The Parliament buildings on Capital Hill are stunningly beautiful by daylight. They are the backdrop for peaceful protesters for all causes, thousands of tourist photos, and at night, they become even more photogenic. Every evening from June to September, weather permitting, a free sound and light show called Mosaika unfolds against the buildings, telling Canada’s story in both English and French.

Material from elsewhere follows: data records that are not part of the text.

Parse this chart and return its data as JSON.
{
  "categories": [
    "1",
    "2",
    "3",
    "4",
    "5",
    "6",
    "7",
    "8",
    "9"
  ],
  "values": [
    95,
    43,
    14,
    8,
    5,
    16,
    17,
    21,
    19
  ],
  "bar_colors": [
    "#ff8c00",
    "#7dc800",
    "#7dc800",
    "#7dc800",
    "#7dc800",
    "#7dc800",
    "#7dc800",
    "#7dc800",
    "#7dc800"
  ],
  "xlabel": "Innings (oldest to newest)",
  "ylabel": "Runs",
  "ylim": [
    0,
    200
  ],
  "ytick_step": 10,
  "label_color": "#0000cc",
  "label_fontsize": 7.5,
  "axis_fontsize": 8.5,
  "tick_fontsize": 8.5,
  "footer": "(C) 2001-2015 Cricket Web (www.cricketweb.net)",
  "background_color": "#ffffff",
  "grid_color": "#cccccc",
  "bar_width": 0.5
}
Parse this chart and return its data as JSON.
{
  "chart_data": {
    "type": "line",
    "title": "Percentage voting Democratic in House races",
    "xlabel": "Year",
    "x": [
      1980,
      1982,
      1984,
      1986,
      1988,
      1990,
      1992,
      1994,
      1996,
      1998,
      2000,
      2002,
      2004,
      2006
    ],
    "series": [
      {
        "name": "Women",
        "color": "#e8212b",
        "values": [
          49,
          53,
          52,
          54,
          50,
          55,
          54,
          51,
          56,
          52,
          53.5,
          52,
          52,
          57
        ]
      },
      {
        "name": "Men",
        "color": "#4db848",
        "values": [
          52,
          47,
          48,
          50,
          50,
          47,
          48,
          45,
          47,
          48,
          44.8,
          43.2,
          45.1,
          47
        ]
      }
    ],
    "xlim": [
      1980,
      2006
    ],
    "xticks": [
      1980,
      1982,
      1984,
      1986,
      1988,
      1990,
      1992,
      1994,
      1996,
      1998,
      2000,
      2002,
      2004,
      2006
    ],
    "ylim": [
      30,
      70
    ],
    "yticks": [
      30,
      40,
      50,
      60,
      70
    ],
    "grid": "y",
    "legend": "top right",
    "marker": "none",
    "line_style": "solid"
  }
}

The character of the Hill is wonderful, as well. Until last year, Parliament Hill had its own marauding gang of cats cared for by volunteers who were allowed to mill the grounds. They had been brought to the buildings to deal with a rat and mouse problem in 1924. The cats began to be spayed and neutered 15 years ago, and finally the four remaining cats were considered too frail to survive the Ottawa winters in the outdoor cat sanctuaries, and were adopted to homes.

5. Byward Market

Byward-Market-Ottawa

The Byward Market area is full of bars, restaurants, tiny shops, and Beaver Tails.  Beaver Tails, my friends, are oblong pieces of fried dough coated with gooey maple sugar and chocolate. They are amazing and they are proof that life is good.

I WANT ONE SO BAD

I WANT ONE SO BAD

Aside from Beaver Tails, Byward Market has small farmer’s market stands, tons of crafts by local artisans, cheese shops that sell squeaky, unpasteurized cheese curds (the building block of poutine), a bar called Zaphod Beeblebrox’s, a strip club called Barefax with a low cover and relatively classy atmosphere, and something called the GreenRoom Carbon Neutral Nightclub which really is the most Canada thing to ever occur. Byward Market spans four blocks and is nothing but awesome.

While Ottawa reels from yesterday, its beauty, its spirit, and its vibrant core will continue to shine. And I’ll be going back.